Is there long-range memory in solar activity on timescales shorter than the sunspot period?

The sunspot number (SSN), the total solar irradiance (TSI), a TSI reconstruction, and the solar flare index (SFI) are analyzed for long-range persistence (LRP). Standard Hurst analysis yields H approximate to 0.9, which suggests strong LRP. However, solar activity time series are nonstationary because of the almost-periodic 11 year smooth component, and the analysis does not give the correct H for the stochastic component. Better estimates are obtained by detrended fluctuation analysis, but estimates are biased and errors are large because of the short time records. These time series can be modeled as a stochastic process of the form x(t) = y(t) + sigma root y(t)w(H)(t), where y(t) is the smooth component and w(H)(t) is a stationary fractional noise with Hurst exponent H. From ensembles of numerical solutions to the stochastic model and application of Bayes' theorem, we can obtain bias and error bars on H and also a test of the hypothesis that a process is uncorrelated (H = 1/2).

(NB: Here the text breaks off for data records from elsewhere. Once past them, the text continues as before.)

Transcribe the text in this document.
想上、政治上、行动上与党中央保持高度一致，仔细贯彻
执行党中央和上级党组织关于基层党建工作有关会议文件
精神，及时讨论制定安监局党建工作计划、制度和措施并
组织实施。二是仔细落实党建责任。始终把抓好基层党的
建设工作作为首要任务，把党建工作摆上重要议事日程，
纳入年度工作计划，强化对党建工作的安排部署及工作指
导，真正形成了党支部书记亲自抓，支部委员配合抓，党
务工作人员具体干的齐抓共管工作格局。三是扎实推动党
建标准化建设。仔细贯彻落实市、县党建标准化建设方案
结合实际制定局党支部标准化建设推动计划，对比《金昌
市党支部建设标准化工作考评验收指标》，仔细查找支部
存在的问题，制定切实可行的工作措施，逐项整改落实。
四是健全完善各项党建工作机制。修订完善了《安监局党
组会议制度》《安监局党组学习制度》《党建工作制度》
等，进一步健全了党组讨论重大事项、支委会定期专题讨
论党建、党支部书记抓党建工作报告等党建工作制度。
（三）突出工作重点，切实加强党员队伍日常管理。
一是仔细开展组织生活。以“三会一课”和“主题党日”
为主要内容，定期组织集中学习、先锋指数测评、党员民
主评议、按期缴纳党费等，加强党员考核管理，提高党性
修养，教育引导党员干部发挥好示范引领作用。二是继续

The conclusions from the present data sets are that SSN, TSI, and TSI reconstruction almost certainly are long-range persistent, but with the most probable value H approximate to 0.7. The SFI process, however, is either very weakly persistent (H < 0.6) or completely uncorrelated on timescales longer than a few solar rotations. Differences between stochastic properties of the TSI and its reconstruction indicate some error in the reconstruction scheme.